Le chevalier du Bélier sortit lui aussi, calme, plus assuré et apaisé qu'il ne l'avait été depuis longtemps. Relevant la tête avec fierté, il emboîta le pas de son Pope, pour la dernière fois sans doute, salué profondément par les têtes inclinées des hommes et femmes présents sur le tarmac, qui les accompagnaient jusqu'au jet un peu plus loin.
Au moment où le Grand Pope s'apprêtait à monter dans l'avion, un homme obséquieux, en costume, s'approcha et s'inclina à plusieurs reprises, main tendue. Aussitôt, à la vitesse de la lumière, Mû s'interposa entre son souverain et cet inconnu, qui poussa un cri et fit un bond en arrière en le voyant avec une profonde stupéfaction se matérialiser d'un seul coup sous ses yeux, comme par magie. Shion, d'une légère poussée de cosmos, intima à Mû de s'écarter et tendit la main avec bienveillance vers l'homme ébahi et tremblant. Celui-ci se reprit et lui remit une lettre. Le Pope s'en saisit, l'ouvrit et la parcourut. Son visage s'éclaira et se rasséréna, à l'étonnement de Mû. Que pouvait-il y avoir dans cette missive qui puisse procurer un tel réconfort au Grand Pope soucieux et fatigué ? Avisant le regard curieux posé sur lui, Shion sourit et tendit la feuille de papier à Mû. La saisissant, celui-ci hésita, puis sur un encouragement, la lut.
« Aiolos revient au Sanctuaire ? Vraiment ?
- Oui. Je lui ai demandé de me faire part de sa décision finale, il y a quelques semaines. Je suis très heureux de son choix. Vraiment très heureux.
- J'avoue que son départ m'avait surpris et peiné. Je ne pensais pas qu'il reviendrait.
- Moi non plus, je ne le pensais pas et j'aurais compris qu'il veuille partir définitivement et rendre l'armure d'or du Sagittaire. Mais je suis très heureux de le voir reprendre le flambeau. C'est exactement de ce genre d'élan vital dont a besoin le Sanctuaire. »
Mû étouffa une exclamation et un éclair de compréhension traversa ses yeux noisette. Le maître et le disciple échangèrent un regard complice et pour la première fois de la soirée et depuis longtemps d'ailleurs, Mû sourit.
« Une nouvelle ère.

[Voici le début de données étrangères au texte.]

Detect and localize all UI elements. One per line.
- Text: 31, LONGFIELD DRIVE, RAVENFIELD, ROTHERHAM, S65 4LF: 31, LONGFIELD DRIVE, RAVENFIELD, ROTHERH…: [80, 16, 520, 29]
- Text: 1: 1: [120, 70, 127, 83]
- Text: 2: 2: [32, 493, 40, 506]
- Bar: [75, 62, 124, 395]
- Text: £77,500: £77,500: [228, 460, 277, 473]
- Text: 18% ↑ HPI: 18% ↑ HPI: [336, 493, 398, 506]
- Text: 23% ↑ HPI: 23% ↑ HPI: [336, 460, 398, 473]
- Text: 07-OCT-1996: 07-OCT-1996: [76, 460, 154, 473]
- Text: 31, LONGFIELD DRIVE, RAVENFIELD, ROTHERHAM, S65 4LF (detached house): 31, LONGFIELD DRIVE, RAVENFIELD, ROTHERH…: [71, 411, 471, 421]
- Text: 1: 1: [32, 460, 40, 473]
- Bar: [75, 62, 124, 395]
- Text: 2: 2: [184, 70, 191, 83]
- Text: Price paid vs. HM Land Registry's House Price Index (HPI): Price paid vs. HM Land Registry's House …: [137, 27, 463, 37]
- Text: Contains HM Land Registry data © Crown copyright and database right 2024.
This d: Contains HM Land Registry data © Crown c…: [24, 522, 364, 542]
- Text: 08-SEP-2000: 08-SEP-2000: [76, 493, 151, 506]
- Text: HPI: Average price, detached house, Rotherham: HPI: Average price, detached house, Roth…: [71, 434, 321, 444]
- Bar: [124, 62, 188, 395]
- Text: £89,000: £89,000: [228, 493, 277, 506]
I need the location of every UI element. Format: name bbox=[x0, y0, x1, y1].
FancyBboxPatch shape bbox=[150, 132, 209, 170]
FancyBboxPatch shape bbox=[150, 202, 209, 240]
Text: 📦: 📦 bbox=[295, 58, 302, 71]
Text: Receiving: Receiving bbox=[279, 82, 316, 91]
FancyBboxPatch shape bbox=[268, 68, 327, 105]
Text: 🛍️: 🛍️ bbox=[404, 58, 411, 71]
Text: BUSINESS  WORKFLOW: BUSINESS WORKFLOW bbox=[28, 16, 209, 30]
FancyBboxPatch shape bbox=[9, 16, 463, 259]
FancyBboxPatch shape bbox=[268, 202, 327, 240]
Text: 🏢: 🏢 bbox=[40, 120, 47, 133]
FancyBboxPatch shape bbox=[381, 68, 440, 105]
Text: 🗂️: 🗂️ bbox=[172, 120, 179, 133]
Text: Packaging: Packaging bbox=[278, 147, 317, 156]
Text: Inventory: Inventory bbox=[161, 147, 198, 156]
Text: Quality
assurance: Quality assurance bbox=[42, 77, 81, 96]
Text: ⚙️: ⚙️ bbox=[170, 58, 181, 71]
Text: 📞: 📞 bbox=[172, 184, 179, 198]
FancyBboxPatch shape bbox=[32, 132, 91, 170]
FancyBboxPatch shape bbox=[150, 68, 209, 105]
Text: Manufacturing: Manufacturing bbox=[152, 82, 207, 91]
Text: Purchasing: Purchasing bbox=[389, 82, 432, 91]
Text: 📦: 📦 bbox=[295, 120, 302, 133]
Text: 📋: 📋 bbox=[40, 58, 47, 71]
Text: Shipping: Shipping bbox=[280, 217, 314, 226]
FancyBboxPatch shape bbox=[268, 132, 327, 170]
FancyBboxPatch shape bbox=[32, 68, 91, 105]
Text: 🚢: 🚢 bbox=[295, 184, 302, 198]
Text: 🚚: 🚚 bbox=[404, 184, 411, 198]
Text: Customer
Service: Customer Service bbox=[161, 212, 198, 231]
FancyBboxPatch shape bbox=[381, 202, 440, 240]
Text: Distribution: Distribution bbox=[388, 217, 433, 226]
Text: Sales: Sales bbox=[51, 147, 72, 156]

Je comprends, Maître…
- J'en suis soulagé et infiniment heureux… Mon… Fils... »
D'un geste maladroit, le Pope caressa doucement la longue chevelure châtaine nouée en catogan, puis se détourna avec gêne et pénétra dans la carlingue, suivi du chevalier d'or du Bélier chargé de sa sécurité. Le souverain du Sanctuaire et l'un de ses gardes dorés rentraient à Iéranissia.
Pour la dernière fois.
oOoOo
Le prologue est court, mais les chapitres qui suivent seront un peu plus longs. Il s'est écoulé deux ans après la résurrection post-Hadès, durant lesquels ont pris place les fics Réminiscence et A fleur de toi et trois années se sont déroulées entre la guerre du Sanctuaire et la bataille finale contre Hadès. se rajoutent donc cinq années aux treize ans du premier volet de Iéranissia. Mû a donc 25 ans (comme Milo, Camus, Shaka, Aldébaran, Aiolia) Angelo et Shura ont 28 ans, Aphrodite 27 ans, Aiolos 32 ans, Saga et Kanon 33 ans.